Sunday, November 28, 2004

Make it metro

MAKE IT METRO
CM Dharam Singh has demanded metropolis status for Bangalore. Do we have what it takes? BT asks those in the know
The Bangalore Times

MAHENDRA JAIN, commissioner, tourism On Bangalore’s population


• Bangalore qualifies eminently. The cosmopolitan culture of the city, the profile of visitors it draws from within and outside the country and the profile of the city itself, makes it so. We have everything from high tech institutions to academic institutions — this has created a unique city.

The population is increasing. The expats in the city number about 35,000, I believe, and visitors from overseas are around 300,000. Bangalore has different industries — biotech, conventional, software, manufacturing, garments, aeronautics and space research. We have a cosmopolitan and mixed workforce. Bangalore is ideally suited for the label of metropolitan city.

YUSUF ARAKKAL, artist
On interconnectivity


• We have the potential to be a metropolitan city. We are no longer the Bangalore of years ago. We have branched into the city’s outskirts which aren’t outskirts anymore.

Bangalore has everything one can ask for in a city — we have 80 per cent of facilities but not the bureaucratic setup or the political will. Florence, for instance is a large city with narrow roads and huge tourist traffic. But it’s all beautifully streamlined. If Bangalore is guided and controlled according to law, then many problems will be solved. But we just don’t have the infrastructure to be a metropolis — a multifaceted city with all facillities existing even in the outskirts. Look at New York — Rochester is outside the city but you can be in New York in one hour.

Do we have it? No. Unless we do, there’s no point in being given the tag. I would love it if it did, but you have to live up to it.

MAHESH DATTANI, playwright and director
On the mindset required

• There are Bangaloreans who have been here over 10 years, but still see it as just a city, while the new lot want it to be a metropolis. Bangalore has no choice but to be metropolitan if you are looking at it as an IT and corporate hub.
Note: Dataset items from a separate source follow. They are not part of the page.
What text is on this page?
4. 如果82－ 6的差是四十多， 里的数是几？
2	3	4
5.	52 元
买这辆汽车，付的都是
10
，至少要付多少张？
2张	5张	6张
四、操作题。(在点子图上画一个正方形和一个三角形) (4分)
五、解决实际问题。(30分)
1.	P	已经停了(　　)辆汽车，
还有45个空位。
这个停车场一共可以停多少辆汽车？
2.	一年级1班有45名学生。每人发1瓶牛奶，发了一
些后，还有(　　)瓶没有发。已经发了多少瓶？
It’s now like a caterpillar — it needs to break through — that’s easier said than done.

Perhaps some of the newer crowd have a metropolitan mindset, but not the old Bangalorean, whether in lifestyle or get up and go attitude. The mindset has to be thrust upon them.
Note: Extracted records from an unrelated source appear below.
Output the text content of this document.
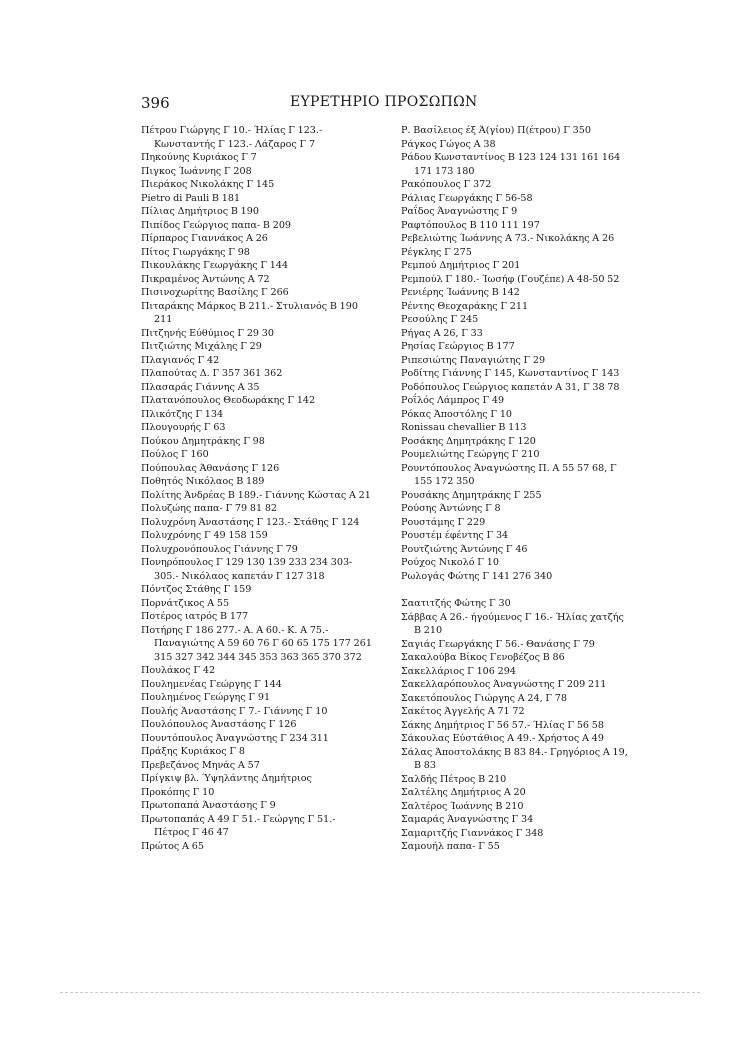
396	ΕΥΡΕΤΗΡΙΟ ΠΡΟΣΩΠΩΝ
Πέτρου Γιώργης Γ 10.- Ήλίας Γ 123.- Κωνσταντής Γ 123.- Λάζαρος Γ 7
Πηκούνης Κυριάκος Γ 7
Πιγκος Ίωάννης Γ 208
Πιεράκος Νικολάκης Γ 145
Pietro di Pauli B 181
Πίλιας Δημήτριος Β 190
Πιπίδος Γεώργιος παπα- Β 209
Πίρπαρος Γιαννάκος Α 26
Πίτος Γιωργάκης Γ 98
Πικουλάκης Γεωργάκης Γ 144
Πικραμένος Άντώνης Α 72
Πισινοχωρίτης Βασίλης Γ 266
Πιταράκης Μάρκος Β 211.- Στυλιανός Β 190 211
Πιτζηνής Εύθύμιος Γ 29 30
Πιτζιώτης Μιχάλης Γ 29
Πλαγιανός Γ 42
Πλαπούτας Δ. Γ 357 361 362
Πλασαράς Γιάννης Α 35
Πλατανόπουλος Θεοδωράκης Γ 142
Πλικότζης Γ 134
Πλουγουρής Γ 63
Πούκου Δημητράκης Γ 98
Πούλος Γ 160
Πούπουλας Άθανάσης Γ 126
Ποθητός Νικόλαος Β 189
Πολίτης Άνδρέας Β 189.- Γιάννης Κώστας Α 21
Πολυζώης παπα- Γ 79 81 82
Πολυχρόνη Άναστάσης Γ 123.- Στάθης Γ 124
Πολυχρόνης Γ 49 158 159
Πολυχρονόπουλος Γιάννης Γ 79
Πονηρόπουλος Γ 129 130 139 233 234 303-305.- Νικόλαος καπετάν Γ 127 318
Πόντζος Στάθης Γ 159
Πορνάτζικος Α 55
Ποτέρος ιατρός Β 177
Ποτήρης Γ 186 277.- Α. Α 60.- Κ. Α 75.- Παναγιώτης Α 59 60 76 Γ 60 65 175 177 261 315 327 342 344 345 353 363 365 370 372
Πουλάκος Γ 42
Πουλημενέας Γεώργης Γ 144
Πουλημένος Γεώργης Γ 91
Πουλής Άναστάσης Γ 7.- Γιάννης Γ 10
Πουλόπουλος Άναστάσης Γ 126
Πουντόπουλος Άναγνώστης Γ 234 311
Πράξης Κυριάκος Γ 8
Πρεβεζάνος Μηνάς Α 57
Πρίγκιψ βλ. Ύψηλάντης Δημήτριος
Προκόπης Γ 10
Πρωτοπαπά Άναστάσης Γ 9
Πρωτοπαπάς Α 49 Γ 51.- Γεώργης Γ 51.- Πέτρος Γ 46 47
Πρώτος Α 65
Ρ. Βασίλειος έξ Ά(γίου) Π(έτρου) Γ 350
Ράγκος Γώγος Α 38
Ράδου Κωνσταντίνος Β 123 124 131 161 164 171 173 180
Ρακόπουλος Γ 372
Ράλιας Γεωργάκης Γ 56-58
Ραΐδος Άναγνώστης Γ 9
Ραφτόπουλος Β 110 111 197
Ρεβελιώτης Ίωάννης Α 73.- Νικολάκης Α 26
Ρέγκλης Γ 275
Ρεμπού Δημήτριος Γ 201
Ρεμπούλ Γ 180.- Ίωσήφ (Γουζέπε) Α 48-50 52
Ρενιέρης Ίωάννης Β 142
Ρέντης Θεοχαράκης Γ 211
Ρεσούλης Γ 245
Ρήγας Α 26, Γ 33
Ρησίας Γεώργιος Β 177
Ριπεσιώτης Παναγιώτης Γ 29
Ροδίτης Γιάννης Γ 145, Κωνσταντίνος Γ 143
Ροδόπουλος Γεώργιος καπετάν Α 31, Γ 38 78
Ροΐλός Λάμπρος Γ 49
Ρόκας Άποστόλης Γ 10
Ronissau chevallier B 113
Ροσάκης Δημητράκης Γ 120
Ρουμελιώτης Γεώργης Γ 210
Ρουντόπουλος Άναγνώστης Π. Α 55 57 68, Γ 155 172 350
Ρουσάκης Δημητράκης Γ 255
Ρούσης Άντώνης Γ 8
Ρουστάμης Γ 229
Ρουστέμ έφέντης Γ 34
Ρουτζιώτης Άντώνης Γ 46
Ρούχος Νικολό Γ 10
Ρωλογάς Φώτης Γ 141 276 340
Σαατιτζής Φώτης Γ 30
Σάββας Α 26.- ήγούμενος Γ 16.- Ήλίας χατζής Β 210
Σαγιάς Γεωργάκης Γ 56.- Θανάσης Γ 79
Σακαλούβα Βίκος Γενοβέζος Β 86
Σακελλάριος Γ 106 294
Σακελλαρόπουλος Άναγνώστης Γ 209 211
Σακετόπουλος Γιώργης Α 24, Γ 78
Σακέτος Άγγελής Α 71 72
Σάκης Δημήτριος Γ 56 57.- Ήλίας Γ 56 58
Σάκουλας Εύστάθιος Α 49.- Χρήστος Α 49
Σάλας Άποστολάκης Β 83 84.- Γρηγόριος Α 19, Β 83
Σαλδής Πέτρος Β 210
Σαλτέλης Δημήτριος Α 20
Σαλτέρος Ίωάννης Β 210
Σαμαράς Άναγνώστης Γ 34
Σαμαριτζής Γιαννάκος Γ 348
Σαμουήλ παπα- Γ 55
RINI KUMAR, placement consultant
On the city’s metro beat

• You can get the tag only if you have the infrastructure, and we don’t. The people are fine — most are cosmopolitan and broad minded, but the lack of a basic infrastructure holds everything back. Does it have a metro beat? No, it needs much, much more.

Bangalore is too small, it needs much more development and money pumped in. People in the cultural field have no money to stage plays or events. There are umpteen restaurants mushrooming, but of what quality? They open and soon close. Bangaloreans have an eating out culture, but not top level in taste and standards. Only a a handful of restaurants offer exquisite food — the rest are multicuisine.
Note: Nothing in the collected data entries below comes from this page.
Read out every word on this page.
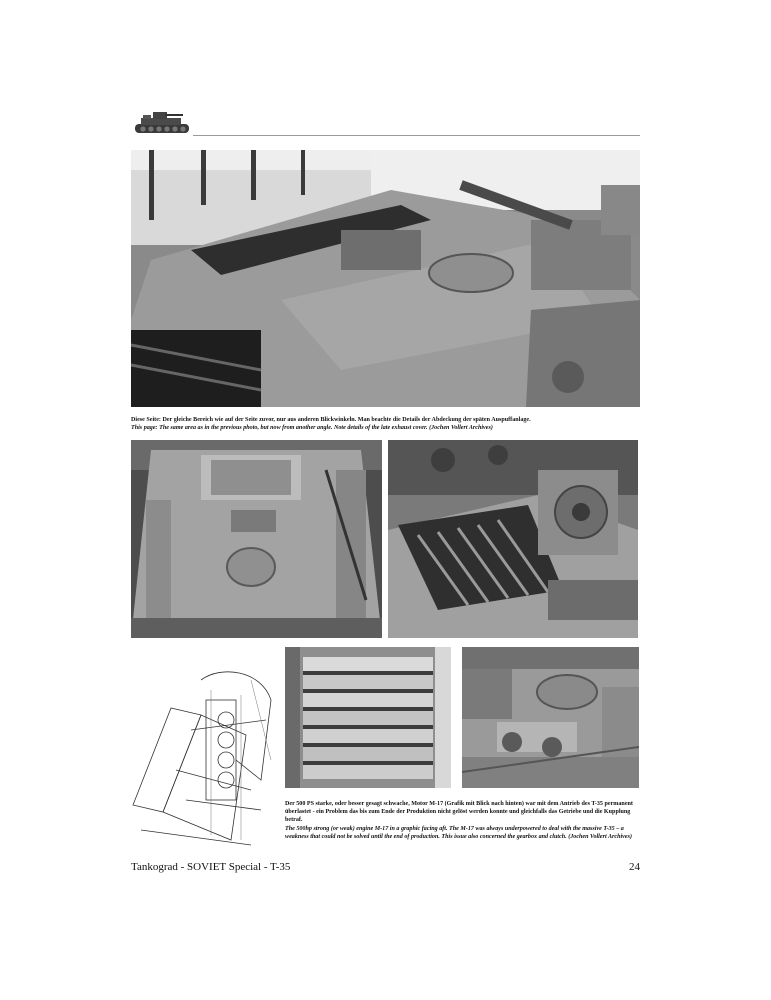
Diese Seite: Der gleiche Bereich wie auf der Seite zuvor, nur aus anderen Blickwinkeln. Man beachte die Details der Abdeckung der späten Auspuffanlage.
This page: The same area as in the previous photo, but now from another angle. Note details of the late exhaust cover. (Jochen Vollert Archives)
Der 500 PS starke, oder besser gesagt schwache, Motor M-17 (Grafik mit Blick nach hinten) war mit dem Antrieb des T-35 permanent überlastet - ein Problem das bis zum Ende der Produktion nicht gelöst werden konnte und gleichfalls das Getriebe und die Kupplung betraf.
The 500hp strong (or weak) engine M-17 in a graphic facing aft. The M-17 was always underpowered to deal with the massive T-35 – a weakness that could not be solved until the end of production. This issue also concerned the gearbox and clutch. (Jochen Vollert Archives)
Tankograd - SOVIET Special - T-35	24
Bangalore is by no means mega as yet. The people want it, but it needs more scope. Bangalore people travel out for that rocking time. But no one really comes here for it.

Definition
Metropolitan city: “A large population centre consisting of a large city and its adjacent zone of influence, or of several neighbouring cities or towns and adjoining areas with one or more large city serving as its hub.”